Boost the survival of a beneficial bacteria in the human gut

The microbes that inhabit the gut are critical to human health, and understanding the factors that promote the growth of beneficial bacterial species—known as “good” bacteria—in the gut may enable medical interventions that promote gut and overall health . In a new study, Yale researchers have revealed a new mechanism by which these bacteria colonize the gut.

Specifically, the Yale team discovered that one of the most abundant beneficial species found in the human gut showed an increase in colonization potential when it experienced carbon limitation—a finding that could inform new clinical interventions to support a healthy gut . The results were published on 16 March i Science.

The Yale team, based in the laboratory of geneticist Eduardo Groisman, Waldemar Von Zedtwitz Professor of Microbial Pathogenesis, found that the beneficial gut bacterium Bacteroides thetaiotaomicron responded to starvation for carbon—a major building block of all cells—by sequestering some of molecules for an essential transcription factor in a membraneless compartment.

The team found that sequestering the transcription factor increased its activity, which modified the expression of hundreds of bacterial genes, including several that promote intestinal colonization and control key metabolic pathways in the bacterium. These results reveal that “good” bacteria use the sequestration of molecules in membrane-less spaces as a vital strategy to colonize the mammalian gut.

Bacteroides thetaiotaomicron and other bacteria found in the mammalian gut have access to nutrients ingested by the host animal. However, there are also long periods when the host organism does not eat. Deprivation of nutrients, including carbon, induces the production of colonization factors in beneficial gut bacteria, the researchers found.

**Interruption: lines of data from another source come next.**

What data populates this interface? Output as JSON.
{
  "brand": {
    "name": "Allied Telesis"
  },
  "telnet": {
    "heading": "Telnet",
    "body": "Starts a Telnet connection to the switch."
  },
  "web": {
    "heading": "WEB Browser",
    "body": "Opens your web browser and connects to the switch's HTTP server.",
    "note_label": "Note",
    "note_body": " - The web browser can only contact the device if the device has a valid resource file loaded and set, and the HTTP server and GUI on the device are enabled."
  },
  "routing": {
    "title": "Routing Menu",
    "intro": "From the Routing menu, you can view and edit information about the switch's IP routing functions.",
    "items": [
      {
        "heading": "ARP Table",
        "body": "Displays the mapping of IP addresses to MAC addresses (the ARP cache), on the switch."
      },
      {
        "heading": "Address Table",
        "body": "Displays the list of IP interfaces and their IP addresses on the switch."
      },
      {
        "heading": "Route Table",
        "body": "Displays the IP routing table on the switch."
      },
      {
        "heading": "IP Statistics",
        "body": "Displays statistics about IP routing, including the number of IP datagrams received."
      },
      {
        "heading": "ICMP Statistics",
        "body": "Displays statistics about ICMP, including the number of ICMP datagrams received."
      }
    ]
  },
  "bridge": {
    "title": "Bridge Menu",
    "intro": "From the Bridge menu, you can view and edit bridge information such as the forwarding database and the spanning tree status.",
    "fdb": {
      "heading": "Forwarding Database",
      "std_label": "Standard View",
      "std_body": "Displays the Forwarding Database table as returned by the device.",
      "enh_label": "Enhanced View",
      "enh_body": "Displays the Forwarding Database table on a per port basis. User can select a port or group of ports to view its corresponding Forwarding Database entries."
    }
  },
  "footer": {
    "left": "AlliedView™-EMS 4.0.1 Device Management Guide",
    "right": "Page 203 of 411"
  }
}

“One of the things that emerged is that when an organism is starved for carbon, that’s the signal that helps produce traits that are good for survival in the gut,” said Aimilia Krypotou, a postdoc in Groisman’s lab and lead author of the study.

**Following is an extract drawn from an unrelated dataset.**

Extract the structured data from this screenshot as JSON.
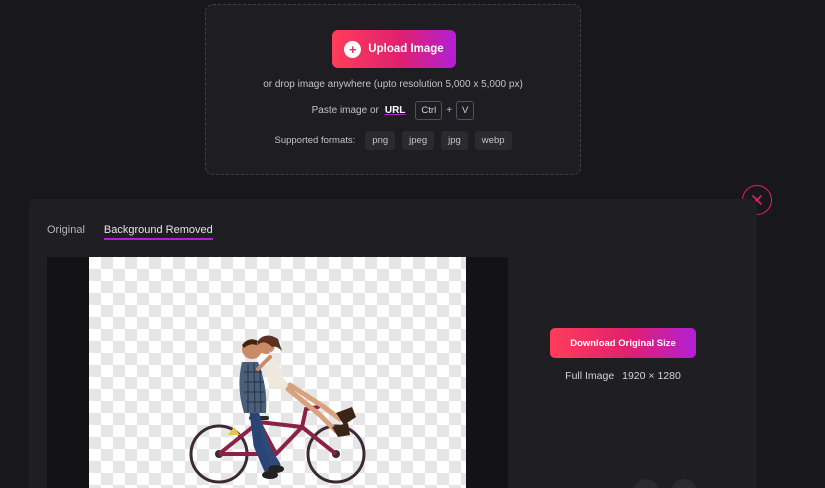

A confluence of observations from the lab’s previous research led to the breakthrough. The first was when Groisman noticed that the size of the transcription factor from the gut microbe was much larger than the size of other well-studied homologous proteins from other bacterial species. The team then found that bacteria could not survive in the gut of a mouse without the extra region absent from homologous proteins.

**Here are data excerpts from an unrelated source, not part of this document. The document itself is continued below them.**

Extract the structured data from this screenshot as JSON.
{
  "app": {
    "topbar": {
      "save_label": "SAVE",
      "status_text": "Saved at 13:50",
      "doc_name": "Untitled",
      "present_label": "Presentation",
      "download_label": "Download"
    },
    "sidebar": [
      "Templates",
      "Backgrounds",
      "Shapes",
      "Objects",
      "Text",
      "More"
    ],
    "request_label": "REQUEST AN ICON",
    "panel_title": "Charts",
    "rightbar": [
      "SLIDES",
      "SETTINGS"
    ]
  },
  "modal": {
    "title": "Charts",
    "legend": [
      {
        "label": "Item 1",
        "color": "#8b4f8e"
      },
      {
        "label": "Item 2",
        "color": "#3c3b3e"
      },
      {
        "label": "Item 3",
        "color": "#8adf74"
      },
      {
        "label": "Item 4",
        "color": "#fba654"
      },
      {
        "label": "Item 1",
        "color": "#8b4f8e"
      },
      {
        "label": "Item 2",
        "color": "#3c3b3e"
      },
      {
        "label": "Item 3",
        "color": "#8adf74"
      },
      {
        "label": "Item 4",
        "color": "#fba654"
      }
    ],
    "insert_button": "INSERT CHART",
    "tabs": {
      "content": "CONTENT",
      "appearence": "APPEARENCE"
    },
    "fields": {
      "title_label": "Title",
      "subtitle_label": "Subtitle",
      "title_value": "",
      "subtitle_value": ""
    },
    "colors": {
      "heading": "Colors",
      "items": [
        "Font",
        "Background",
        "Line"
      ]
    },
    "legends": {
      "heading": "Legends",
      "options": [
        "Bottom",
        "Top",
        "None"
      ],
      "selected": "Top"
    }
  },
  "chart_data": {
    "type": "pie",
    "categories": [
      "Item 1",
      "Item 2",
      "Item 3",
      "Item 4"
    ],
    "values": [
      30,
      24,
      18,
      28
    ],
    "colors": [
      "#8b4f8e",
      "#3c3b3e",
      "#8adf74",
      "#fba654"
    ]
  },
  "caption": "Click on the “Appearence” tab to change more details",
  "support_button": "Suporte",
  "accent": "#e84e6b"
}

Krypotou then hypothesized that the extra region might impart a new biophysical property to the transcription factor required for the bacteria to survive in the gut, and successfully conducted a series of experiments to test the hypothesis.

An awareness of these membraneless spaces actually goes back a hundred years, Groisman said. Krypotou’s key insight, he said, was to derive new properties of the bacterial transcription factor — called Rho — based on the extra region. Sequestration of the transcription factor occurs by a process known as liquid-liquid phase separation, a ubiquitous phenomenon present in a wide variety of cells, including those of humans.

“This phenomenon has been known but is usually associated with stress in eukaryotic organisms such as plants, animals and fungi,” Groisman said. “Recently it was realized that it can also happen with bacteria, and in our case we found that it occurs in commensal gut bacteria that require it to survive in the gut. You could think, potentially, that if you were to By manipulating organisms prone to this effect, one might be able to improve organisms that are beneficial to humans.”

The findings could help spur the development of new probiotic therapies for gut health, Krypotou said.

“Most studies just look at the abundance of bacteria,” she said. “If we don’t understand what’s happening at the molecular level, we don’t know if it would help.”